Archive for the ‘print’ Category

The Washington Examiner and the Death of Print

Monday, August 11th, 2008

The second thing I do every morning, after getting my coffee, is go out on my porch for my daily print-news-double: pick up the Wall Street Journal and throw away the Washington Examiner. I really hate the Washington Examiner. They deliver it to everyone in my neighborhood whether you want it or not. There are a number of houses on my street with signs that say “No Examiner, EVER!” but they still get their copy every morning. And I get mine. It goes directly into the recycling bin on my sidewalk (on days that my aim is good). Nobody at my house reads it. When I get home from traveling, there are a pile of them on my front porch to put directly into the recycling bin.

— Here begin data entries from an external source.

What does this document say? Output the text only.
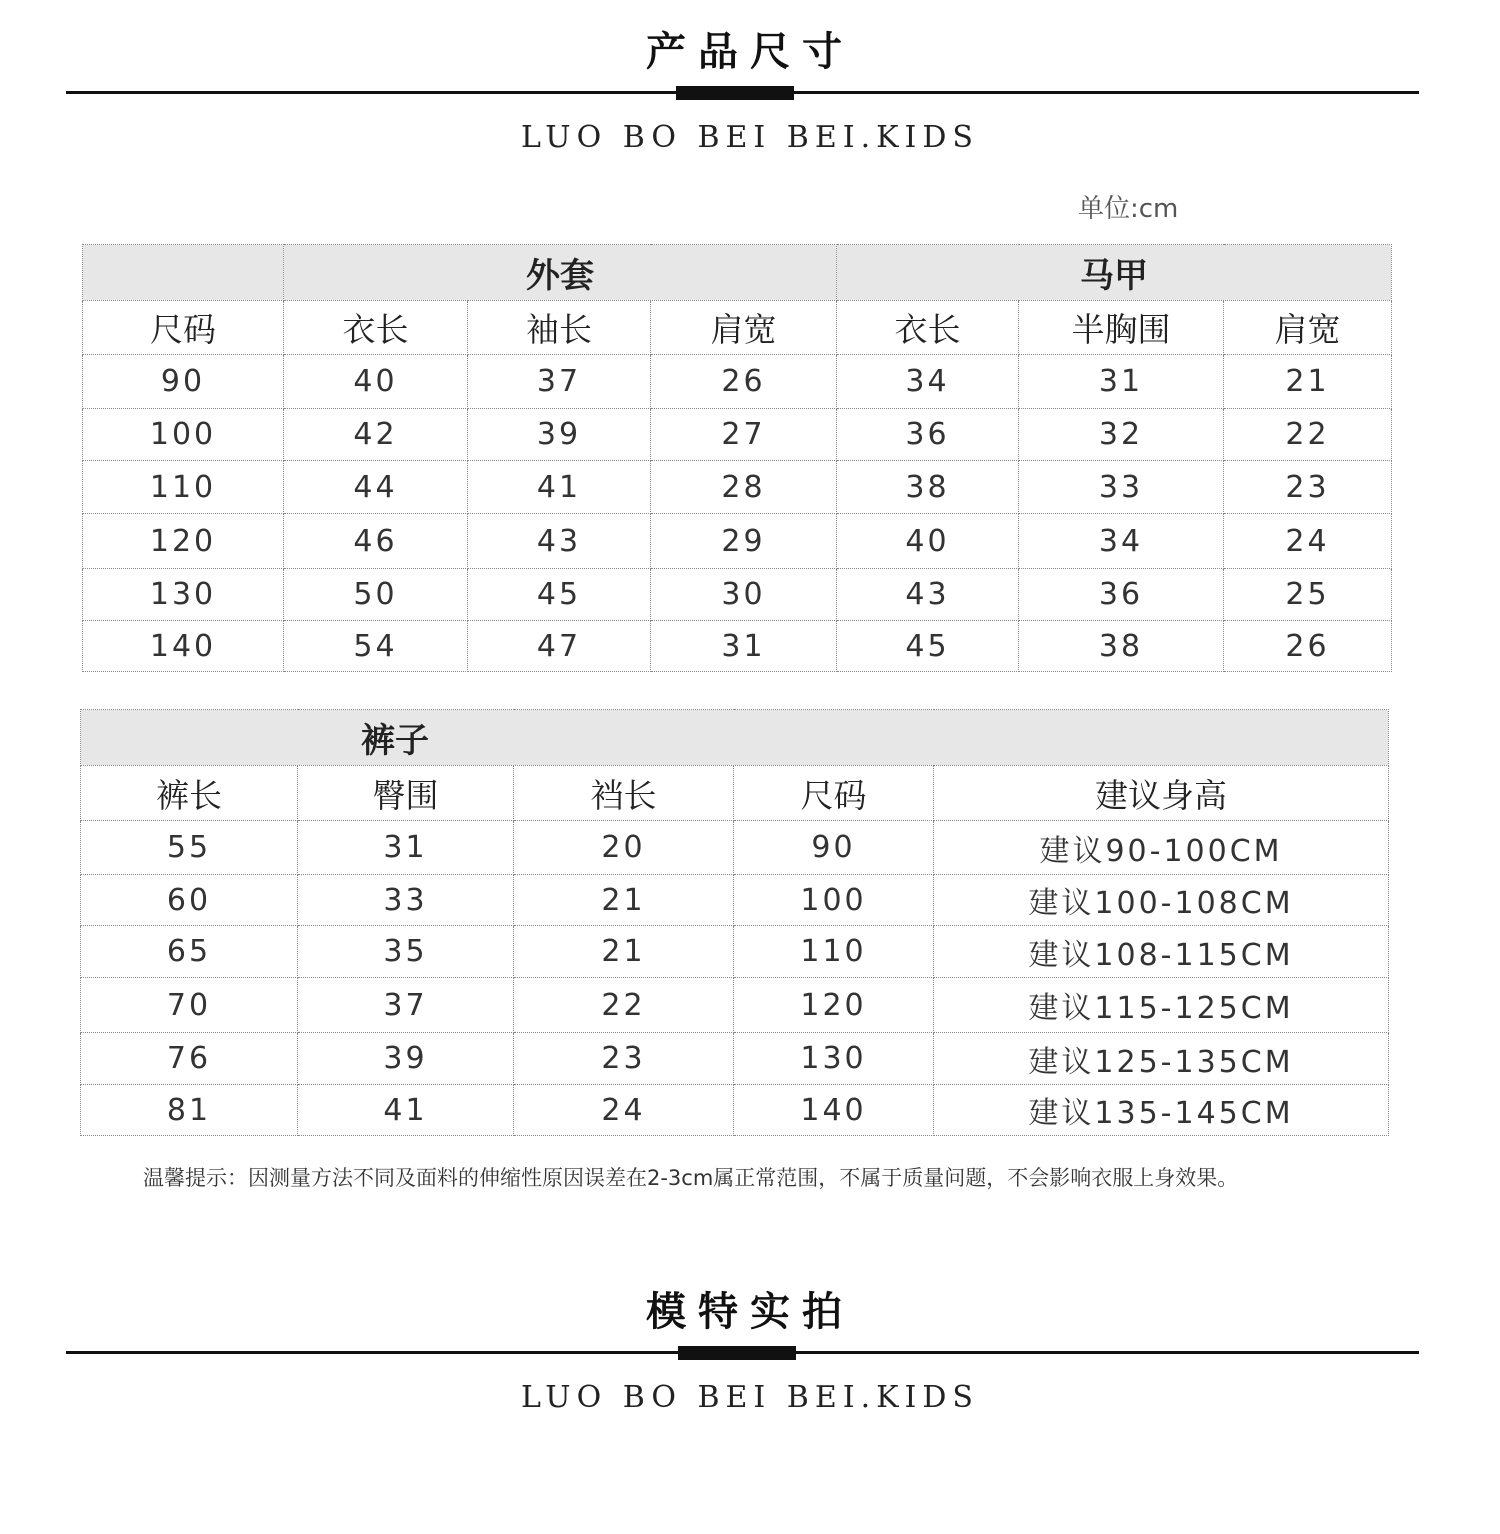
产品尺寸
LUO BO BEI BEI.KIDS
单位:cm
	外套			马甲		
尺码	衣长	袖长	肩宽	衣长	半胸围	肩宽
90	40	37	26	34	31	21
100	42	39	27	36	32	22
110	44	41	28	38	33	23
120	46	43	29	40	34	24
130	50	45	30	43	36	25
140	54	47	31	45	38	26
裤子				
裤长	臀围	裆长	尺码	建议身高
55	31	20	90	建议90-100CM
60	33	21	100	建议100-108CM
65	35	21	110	建议108-115CM
70	37	22	120	建议115-125CM
76	39	23	130	建议125-135CM
81	41	24	140	建议135-145CM
温馨提示：因测量方法不同及面料的伸缩性原因误差在2-3cm属正常范围，不属于质量问题，不会影响衣服上身效果。
模特实拍
LUO BO BEI BEI.KIDS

Yesterday I was cursing the Examiner as I threw it in the recycling, and got to wondering about their ad model. Do they consider me a reader? Is my house counted in their circulation? What about the people upstairs? Do we count as six readers?

According to their print media kit, their circulation in the DC area is 280,000 and in my zip code it is 1,640. Then they list daily impressions as 498,000. Considering that at most 1 house in 10 on my street even bothers to pick up the paper, how in the world do they justify almost 2 impressions per delivery? Does the one guy on my block who reads the Examiner read it out loud to all of his friends on a conference call, including the ads? Are there a hundred people living in that two-story house around the corner, all waiting eagerly for the paper?

If an online property tried to get away with a media kit like this they’d be laughed out of the market. Online ad serving measures every single impression. It assumes only one person is sitting at that computer when the impression is served. It knows where each ad is served. It doesn’t count all of the other people out there who might somehow be exposed to the website.

And at least for today, I won’t even go into the stark difference in measuring the effectiveness of online ads vs. print.

Let’s just say it’s a good thing the Examiner seems to have a pretty good website, because otherwise they’ll be laughed out of the market along with the rest of print advertising.